Treatment Represents a Key Driver of Metastatic Cancer Evolution.

Metastasis is the main cause of cancer death, yet the evolutionary processes behind it remain largely unknown. Here, through analysis of large panel-based genomic datasets from the AACR Genomics Evidence Neoplasia Information Exchange project, including 40,979 primary and metastatic tumors across 25 distinct cancer types, we explore how the evolutionary pressure of cancer metastasis shapes the selection of genomic drivers of cancer. The most commonly affected genes were TP53, MYC, and CDKN2A, with no specific pattern associated with metastatic disease. This suggests that, on a driver mutation level, the selective pressure operating in primary and metastatic tumors is similar.
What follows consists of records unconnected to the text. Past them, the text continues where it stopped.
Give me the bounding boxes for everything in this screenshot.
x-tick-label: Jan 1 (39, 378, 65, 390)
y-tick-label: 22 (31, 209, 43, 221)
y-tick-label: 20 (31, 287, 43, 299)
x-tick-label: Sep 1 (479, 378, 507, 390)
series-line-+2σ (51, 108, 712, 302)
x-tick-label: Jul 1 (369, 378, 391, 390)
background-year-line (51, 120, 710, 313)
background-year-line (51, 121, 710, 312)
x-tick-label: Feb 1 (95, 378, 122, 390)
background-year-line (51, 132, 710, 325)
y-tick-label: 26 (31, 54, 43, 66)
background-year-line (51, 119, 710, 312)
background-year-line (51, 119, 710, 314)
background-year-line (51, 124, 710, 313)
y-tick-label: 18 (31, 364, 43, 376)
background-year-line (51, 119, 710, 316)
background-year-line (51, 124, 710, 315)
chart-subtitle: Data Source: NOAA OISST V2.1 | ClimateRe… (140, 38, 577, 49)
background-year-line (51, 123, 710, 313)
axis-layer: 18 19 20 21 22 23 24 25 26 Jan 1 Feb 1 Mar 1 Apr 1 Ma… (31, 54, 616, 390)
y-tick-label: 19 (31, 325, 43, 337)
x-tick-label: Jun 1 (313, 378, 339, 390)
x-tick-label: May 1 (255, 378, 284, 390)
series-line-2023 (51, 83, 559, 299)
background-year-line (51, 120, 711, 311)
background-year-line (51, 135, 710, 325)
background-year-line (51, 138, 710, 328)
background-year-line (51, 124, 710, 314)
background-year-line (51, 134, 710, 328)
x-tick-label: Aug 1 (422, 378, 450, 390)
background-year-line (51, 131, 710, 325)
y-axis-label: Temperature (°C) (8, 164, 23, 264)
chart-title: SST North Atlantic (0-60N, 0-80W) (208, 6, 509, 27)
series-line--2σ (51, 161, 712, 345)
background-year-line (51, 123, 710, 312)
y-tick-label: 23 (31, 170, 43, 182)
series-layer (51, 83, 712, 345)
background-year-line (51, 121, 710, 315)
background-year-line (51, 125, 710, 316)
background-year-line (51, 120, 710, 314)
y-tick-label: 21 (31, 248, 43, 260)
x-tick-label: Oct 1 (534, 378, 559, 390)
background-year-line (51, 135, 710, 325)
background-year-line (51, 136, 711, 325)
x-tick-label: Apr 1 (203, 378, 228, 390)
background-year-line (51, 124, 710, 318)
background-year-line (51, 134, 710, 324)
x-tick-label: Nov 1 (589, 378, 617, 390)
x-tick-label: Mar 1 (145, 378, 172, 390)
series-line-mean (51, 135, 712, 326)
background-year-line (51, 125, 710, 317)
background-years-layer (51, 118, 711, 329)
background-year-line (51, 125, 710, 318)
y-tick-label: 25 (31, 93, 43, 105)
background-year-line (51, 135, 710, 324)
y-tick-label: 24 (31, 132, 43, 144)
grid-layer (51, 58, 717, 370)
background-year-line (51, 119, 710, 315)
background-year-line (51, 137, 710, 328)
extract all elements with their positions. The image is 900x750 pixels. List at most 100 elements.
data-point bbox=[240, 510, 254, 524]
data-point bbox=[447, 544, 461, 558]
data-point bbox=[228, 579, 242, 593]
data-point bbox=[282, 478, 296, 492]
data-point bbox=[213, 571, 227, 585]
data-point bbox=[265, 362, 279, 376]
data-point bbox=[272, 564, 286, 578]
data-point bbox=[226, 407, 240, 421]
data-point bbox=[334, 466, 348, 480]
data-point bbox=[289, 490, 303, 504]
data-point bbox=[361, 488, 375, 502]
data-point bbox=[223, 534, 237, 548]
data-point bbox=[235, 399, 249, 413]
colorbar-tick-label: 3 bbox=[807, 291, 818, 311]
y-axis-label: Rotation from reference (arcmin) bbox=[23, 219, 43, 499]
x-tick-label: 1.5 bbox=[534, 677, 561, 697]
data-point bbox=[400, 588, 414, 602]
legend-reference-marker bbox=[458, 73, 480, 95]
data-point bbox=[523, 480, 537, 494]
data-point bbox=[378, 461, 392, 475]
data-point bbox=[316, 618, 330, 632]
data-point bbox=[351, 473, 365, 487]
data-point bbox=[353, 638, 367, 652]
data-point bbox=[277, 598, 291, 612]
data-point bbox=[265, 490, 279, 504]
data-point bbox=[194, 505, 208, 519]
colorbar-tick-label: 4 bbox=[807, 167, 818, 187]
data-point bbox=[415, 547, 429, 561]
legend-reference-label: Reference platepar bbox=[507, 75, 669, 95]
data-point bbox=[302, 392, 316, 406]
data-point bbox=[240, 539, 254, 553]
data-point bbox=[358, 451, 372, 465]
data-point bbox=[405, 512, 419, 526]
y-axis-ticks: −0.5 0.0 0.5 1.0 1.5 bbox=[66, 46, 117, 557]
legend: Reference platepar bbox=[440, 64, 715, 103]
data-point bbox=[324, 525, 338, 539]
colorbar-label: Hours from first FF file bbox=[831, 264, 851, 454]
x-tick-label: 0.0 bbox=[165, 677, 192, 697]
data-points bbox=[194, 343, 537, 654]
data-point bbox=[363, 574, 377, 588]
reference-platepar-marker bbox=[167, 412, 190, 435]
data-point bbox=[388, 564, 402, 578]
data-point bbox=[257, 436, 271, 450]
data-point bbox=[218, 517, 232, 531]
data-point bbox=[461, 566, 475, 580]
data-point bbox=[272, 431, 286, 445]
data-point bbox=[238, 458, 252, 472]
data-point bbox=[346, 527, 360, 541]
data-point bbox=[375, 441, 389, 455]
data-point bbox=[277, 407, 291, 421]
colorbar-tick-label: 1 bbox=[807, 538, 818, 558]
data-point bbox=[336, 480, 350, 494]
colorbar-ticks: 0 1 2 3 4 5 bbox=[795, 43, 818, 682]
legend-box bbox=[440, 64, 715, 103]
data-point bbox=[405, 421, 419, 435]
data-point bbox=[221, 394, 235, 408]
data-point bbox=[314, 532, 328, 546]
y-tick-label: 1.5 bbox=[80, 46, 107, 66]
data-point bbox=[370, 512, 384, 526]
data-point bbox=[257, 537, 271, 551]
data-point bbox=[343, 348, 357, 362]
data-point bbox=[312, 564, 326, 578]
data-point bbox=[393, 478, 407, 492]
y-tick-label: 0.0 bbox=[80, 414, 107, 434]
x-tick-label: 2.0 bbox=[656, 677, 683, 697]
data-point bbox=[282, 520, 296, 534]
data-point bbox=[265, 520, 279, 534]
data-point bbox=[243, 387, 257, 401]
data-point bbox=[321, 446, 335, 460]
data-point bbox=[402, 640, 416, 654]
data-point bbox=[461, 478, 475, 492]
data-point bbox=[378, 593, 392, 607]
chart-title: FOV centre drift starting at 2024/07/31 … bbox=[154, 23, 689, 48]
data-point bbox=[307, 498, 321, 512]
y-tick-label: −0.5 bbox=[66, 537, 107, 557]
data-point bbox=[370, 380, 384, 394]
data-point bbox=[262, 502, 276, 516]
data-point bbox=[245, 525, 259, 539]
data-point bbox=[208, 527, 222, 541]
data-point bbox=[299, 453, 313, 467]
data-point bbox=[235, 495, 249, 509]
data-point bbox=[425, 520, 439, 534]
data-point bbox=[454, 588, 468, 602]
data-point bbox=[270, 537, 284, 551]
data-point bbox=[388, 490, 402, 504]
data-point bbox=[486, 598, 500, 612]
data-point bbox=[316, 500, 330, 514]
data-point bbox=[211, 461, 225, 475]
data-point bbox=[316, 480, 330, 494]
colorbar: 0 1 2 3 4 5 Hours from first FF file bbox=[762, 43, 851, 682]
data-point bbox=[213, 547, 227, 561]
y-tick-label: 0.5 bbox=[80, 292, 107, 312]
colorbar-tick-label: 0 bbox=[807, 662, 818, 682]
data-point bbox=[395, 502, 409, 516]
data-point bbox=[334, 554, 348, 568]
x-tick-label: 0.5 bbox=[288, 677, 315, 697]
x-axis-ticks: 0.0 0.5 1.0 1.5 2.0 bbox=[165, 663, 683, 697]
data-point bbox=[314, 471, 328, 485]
The most highly enriched individual driver mutations in metastatic tumors were mutations known to drive resistance to hormone therapies in breast and prostate cancer (ESR1 and AR), anti-EGFR therapy in non-small cell lung cancer (EGFR T790M), and imatinib in gastrointestinal cancer (KIT V654A). Specific mutational signatures were also associated with treatment in three cancer types, supporting clonal selection following anticancer therapy. Overall, this implies that initial acquisition of driver mutations is predominantly shaped by the tissue of origin, where specific mutations define the developing primary tumor and drive growth, immune escape, and tolerance to chromosomal instability. However, acquisition of driver mutations that contribute to metastatic disease is less specific, with the main genomic drivers of metastatic cancer evolution associating with resistance to therapy. SIGNIFICANCE: This study leverages large datasets to investigate the evolutionary landscape of established cancer genes to shed new light upon the mystery of cancer dissemination and expand the understanding of metastatic cancer biology.